The pair were presenting the penultimate episode of this series of the money show. During Thursday night’s instalment, Martin Lewis gave ITV viewers his latest financial insights and tips during the news-you-can-use segment.
Kicking off this part of the programme, Martin explained he would be addressing the state pension.
“I’m about to start with the complicated one,” he said. “200,000 women due an average £13,500 of state pension back.
“We’ve done this before when I was showing you how to claim, but there’s been a big change.”
The issue itself is complex, but the financial journalist explained first of all, that in general, it’s for “married women or widows who may have been underpaid, aged 67 or over, whose basic state pension was less than 60 percent of their husband’s”.
Giving an update on the situation right now, Martin said: “Now what’s happened is the Department for Work and Pensions [DWP] has said it is now going to automatically refund and backdate.”
Within the next few months, the DWP will contact some groups of people who have been affected, Martin explained.
However, not everyone will be contacted, with some still needing to take acton.
“Some people will still need to claim,” he warned. “If your husband turned 65 before March 2008, and you’re being paid less than 60 percent of their basic state pension, you’ll need to contact them.
“If you got divorced after retirement and your pension was less than your ex-husband’s, you’ll need to contact them.”
Martin reiterated that the issue is complex, however he pointed out that there are free guides and tools on the internet.
The issue first made headlines last year, following research by Sir Steve Webb, partner at Lane Clark & Peacock LLP (LCP).

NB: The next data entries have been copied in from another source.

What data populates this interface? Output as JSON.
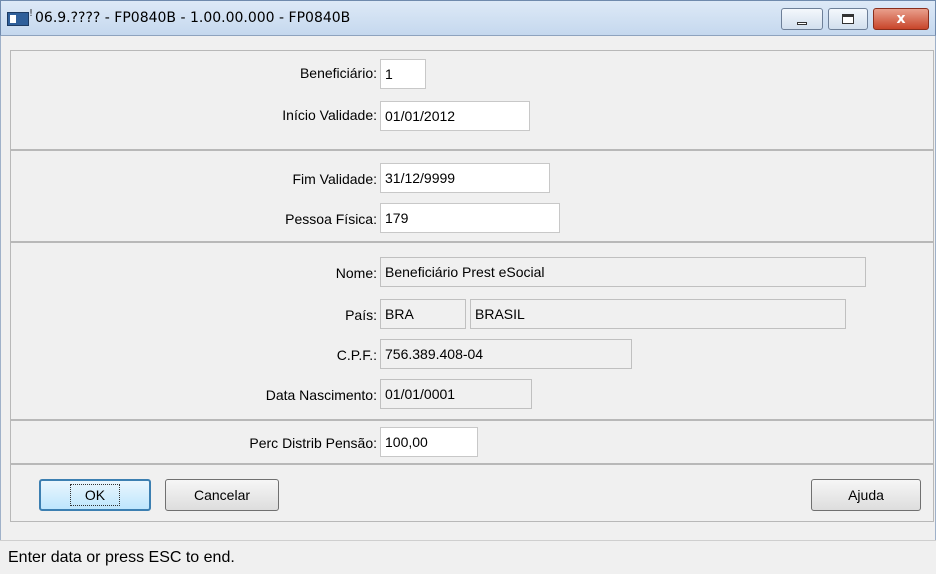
{
  "window": {
    "title": "06.9.???? - FP0840B - 1.00.00.000 - FP0840B",
    "minimize_label": "",
    "maximize_label": "",
    "close_label": "x"
  },
  "form": {
    "beneficiario": {
      "label": "Beneficiário:",
      "value": "1"
    },
    "inicio_validade": {
      "label": "Início Validade:",
      "value": "01/01/2012"
    },
    "fim_validade": {
      "label": "Fim Validade:",
      "value": "31/12/9999"
    },
    "pessoa_fisica": {
      "label": "Pessoa Física:",
      "value": "179"
    },
    "nome": {
      "label": "Nome:",
      "value": "Beneficiário Prest eSocial"
    },
    "pais": {
      "label": "País:",
      "code": "BRA",
      "name": "BRASIL"
    },
    "cpf": {
      "label": "C.P.F.:",
      "value": "756.389.408-04"
    },
    "data_nascimento": {
      "label": "Data Nascimento:",
      "value": "01/01/0001"
    },
    "perc_distrib_pensao": {
      "label": "Perc Distrib Pensão:",
      "value": "100,00"
    }
  },
  "buttons": {
    "ok": "OK",
    "cancelar": "Cancelar",
    "ajuda": "Ajuda"
  },
  "status": {
    "text": "Enter data or press ESC to end."
  }
}
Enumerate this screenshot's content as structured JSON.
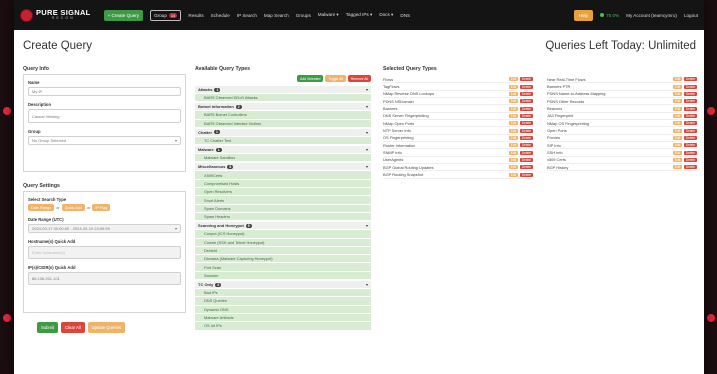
{
  "nav": {
    "logo_line1": "PURE SIGNAL",
    "logo_line2": "RECON",
    "create_query": "+ Create Query",
    "groups_button": "Group",
    "groups_badge": "14",
    "links": [
      "Results",
      "Schedule",
      "IP Search",
      "Map Search",
      "Groups",
      "Malware ▾",
      "Tagged IPs ▾",
      "Docs ▾",
      "DNS"
    ],
    "help": "Help",
    "status": "75.0%",
    "account": "My Account (teamcymru)",
    "logout": "Logout"
  },
  "page": {
    "title": "Create Query",
    "queries_left": "Queries Left Today: Unlimited"
  },
  "query_info": {
    "heading": "Query Info",
    "name_label": "Name",
    "name_value": "My IP",
    "description_label": "Description",
    "description_value": "Casual Viewing",
    "group_label": "Group",
    "group_value": "No Group Selected"
  },
  "query_settings": {
    "heading": "Query Settings",
    "search_type_label": "Select Search Type",
    "search_types": [
      "Date Range",
      "Quick Add",
      "IP Flag"
    ],
    "or_text": "or",
    "date_range_label": "Date Range (UTC)",
    "date_range_value": "2024-03-17 00:00:00 - 2024-03-19 23:59:59",
    "hostname_label": "Hostname(s) Quick Add",
    "hostname_placeholder": "Enter hostname(s)",
    "ip_label": "IP(s)/CIDR(s) Quick Add",
    "ip_value": "86.106.201.101"
  },
  "actions": {
    "submit": "Submit",
    "clear": "Clear All",
    "update": "Update Queries"
  },
  "available": {
    "heading": "Available Query Types",
    "add_selected": "Add Selected",
    "toggle_all": "Toggle All",
    "remove_all": "Remove All",
    "categories": [
      {
        "name": "Attacks",
        "count": "1",
        "items": [
          "BARS Observed DDoS Attacks"
        ]
      },
      {
        "name": "Botnet Information",
        "count": "2",
        "items": [
          "BARS Botnet Controllers",
          "BARS Observed Infected Victims"
        ]
      },
      {
        "name": "Chatter",
        "count": "1",
        "items": [
          "TC Chatter Text"
        ]
      },
      {
        "name": "Malware",
        "count": "1",
        "items": [
          "Malware Sandbox"
        ]
      },
      {
        "name": "Miscellaneous",
        "count": "6",
        "items": [
          "X509Certs",
          "Compromised Hosts",
          "Open Resolvers",
          "Snort Alerts",
          "Spam Domains",
          "Spam Headers"
        ]
      },
      {
        "name": "Scanning and Honeypot",
        "count": "5",
        "items": [
          "Conpot (ICS Honeypot)",
          "Cowrie (SSH and Telnet Honeypot)",
          "Dshield",
          "Dionaea (Malware Capturing Honeypot)",
          "Port Scan",
          "Scanner"
        ]
      },
      {
        "name": "TC Only",
        "count": "5",
        "items": [
          "Bad IPs",
          "DNS Queries",
          "Dynamic DNS",
          "Malware Artifacts",
          "OS Int IPs"
        ]
      }
    ]
  },
  "selected": {
    "heading": "Selected Query Types",
    "tag_edit": "Edit",
    "tag_delete": "Delete",
    "left": [
      "Flows",
      "TagFlows",
      "NMap Reverse DNS Lookups",
      "PDNS NSDomain",
      "Banners",
      "DNS Server Fingerprinting",
      "NMap Open Ports",
      "NTP Server Info",
      "OS Fingerprinting",
      "Router Information",
      "SNMP Info",
      "UserAgents",
      "BGP Global Routing Updates",
      "BGP Routing Snapshot"
    ],
    "right": [
      "Near Real-Time Flows",
      "Banners PTR",
      "PDNS Name-to-Address Mapping",
      "PDNS Other Records",
      "Beacons",
      "JA3 Fingerprint",
      "NMap OS Fingerprinting",
      "Open Ports",
      "Proxies",
      "SIP Info",
      "SSH Info",
      "x509 Certs",
      "BGP History"
    ]
  },
  "colors": {
    "nav_bg": "#141414",
    "brand_red": "#c8202f",
    "success_green": "#3f9a45",
    "warning_orange": "#f0b36a",
    "item_green": "#d7ecd3"
  }
}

LCP has since launched an online tool which enables some of the women who this potentially relates to to check whether they may indeed be affected.
During this week’s instalment of The Martin Lewis Money Show, the presenters highlighted the stories of some women who ended up getting a substantial amount of money recently.
It includes one person who was told she would get more than £82,000.
Another viewer had since written in after receiving £17,000.
A third said they have ended up with £18,000, while another got £10,000.
Reacting, Martin said: “Big, big money. Worth doing your reading on it.”
Elsewhere on the show, the financial journalist explained how Britons could get a bank account boost of £125.
This is via a current account switch incentive from HSBC, and he explained there’s other offers out there at the moment from first direct and Virgin Money.
The Martin Lewis Money Show continues on Thursday on ITV from 8.30pm.